End-stage carcinoma
Last Updated Aug 2007
Dear Dr. Sears,
I became ill in January of this year. My symptoms included shortness of breath,
pain in my chest and crackles in my lungs. I thought that I had pneumonia so I
went to my doctor, and he sent me to a lung specialist. The lung specialist
ordered a catscan and a bronchoscopy. On Jan. 27, 2003, I went to the lung
specialist for the results of the tests that he had ordered. He told me that I had
end-stage bronchialalveolar carcinoma, and that there was nothing that could be
done for me medically speaking. I was too far gone, the cancer had spread
throughout my lungs and that I would die in six to 12 months. Needless to say I
was shocked. I am 41 years old and the mother of two beautiful daughters. I made
up my mind to save my own life because nobody else was going to save me. The
doctor told me to spend the rest of my days with my family and make the best of my
remaining time.
I did make the best of my time. I went on the Zone, specifically following the
recommendations in the chapter entitled "Cancer and the Zone" (in "The OmegaRx
Zone").
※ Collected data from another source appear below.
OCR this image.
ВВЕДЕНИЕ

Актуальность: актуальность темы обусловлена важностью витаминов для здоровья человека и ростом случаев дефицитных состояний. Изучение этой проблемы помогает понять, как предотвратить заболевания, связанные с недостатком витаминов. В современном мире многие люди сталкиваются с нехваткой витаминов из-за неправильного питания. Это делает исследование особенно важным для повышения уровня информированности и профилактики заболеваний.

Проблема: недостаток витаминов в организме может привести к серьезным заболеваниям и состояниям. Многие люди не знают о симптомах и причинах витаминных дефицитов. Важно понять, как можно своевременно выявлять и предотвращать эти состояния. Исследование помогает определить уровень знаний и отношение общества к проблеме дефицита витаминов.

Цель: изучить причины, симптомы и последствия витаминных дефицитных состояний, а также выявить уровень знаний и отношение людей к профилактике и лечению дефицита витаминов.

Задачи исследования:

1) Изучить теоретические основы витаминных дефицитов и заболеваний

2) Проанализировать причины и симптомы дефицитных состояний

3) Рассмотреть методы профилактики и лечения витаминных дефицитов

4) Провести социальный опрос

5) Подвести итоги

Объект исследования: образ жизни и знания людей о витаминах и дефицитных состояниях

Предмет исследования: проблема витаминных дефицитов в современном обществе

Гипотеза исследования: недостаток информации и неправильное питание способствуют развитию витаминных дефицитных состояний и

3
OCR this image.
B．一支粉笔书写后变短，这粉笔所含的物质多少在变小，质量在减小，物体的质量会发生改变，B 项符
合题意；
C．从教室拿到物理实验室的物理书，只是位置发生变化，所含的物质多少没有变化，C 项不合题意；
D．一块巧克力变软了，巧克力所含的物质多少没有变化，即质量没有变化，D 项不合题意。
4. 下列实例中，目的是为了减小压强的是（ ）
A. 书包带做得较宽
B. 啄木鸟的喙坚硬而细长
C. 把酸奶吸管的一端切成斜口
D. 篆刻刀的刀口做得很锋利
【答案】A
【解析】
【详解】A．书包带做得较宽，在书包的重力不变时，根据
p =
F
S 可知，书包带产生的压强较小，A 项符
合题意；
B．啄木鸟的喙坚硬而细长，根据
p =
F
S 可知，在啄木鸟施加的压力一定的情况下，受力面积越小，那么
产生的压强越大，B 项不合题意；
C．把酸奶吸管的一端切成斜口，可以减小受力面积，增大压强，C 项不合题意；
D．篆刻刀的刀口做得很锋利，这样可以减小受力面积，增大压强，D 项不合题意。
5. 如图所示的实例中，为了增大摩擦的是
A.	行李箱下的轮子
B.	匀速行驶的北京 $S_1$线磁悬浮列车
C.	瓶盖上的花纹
For the next few months I got sicker and sicker. The cancer in my lungs
was spreading quickly. I was hospitalized in March and everyone, my family,
friends and my doctors thought that I was going to die -- very soon. I never gave
up hope, and I stuck to the Zone Diet for people with cancer, an almost impossible
thing to do if you are in the hospital where the food is notoriously bad. I had
friends and family bring me in Zone food, and although I wasn't particularly
hungry, I ate to keep my strength up. On March 17, 2003, I qualified to be in the
experimental trial for the drug called Iressa. That is the day I started getting
better, but I did not start actually taking the drug until March 20, 2003, the same
day that the doctor released me from the hospital so that I could die at home.
Boy, did I surprise them. On March 21 I got up and made my own breakfast. Before
that I couldn't even walk from my hospital bed to the bathroom, six feet away
without gasping for air and feeling faint. On March 22 I started doing Pilates
exercises again. On March 23 I wanted to go into the city and eat in my favorite
restaurant (Zone food, of course). By the end of the week I was off oxygen, and my
blood oxygen saturation levels had risen from a low of 80 percent on 10 litres of
oxygen the week before to 92 percent without oxygen. The next week my blood O2
saturation level was up to 98 percent -- normal. I had a chest X-ray done in late
May, and the cancer is 90 percent gone. I am training to be in a triathlon in
August. I bike 25 km. a day, run 5 kms. a day, and swim.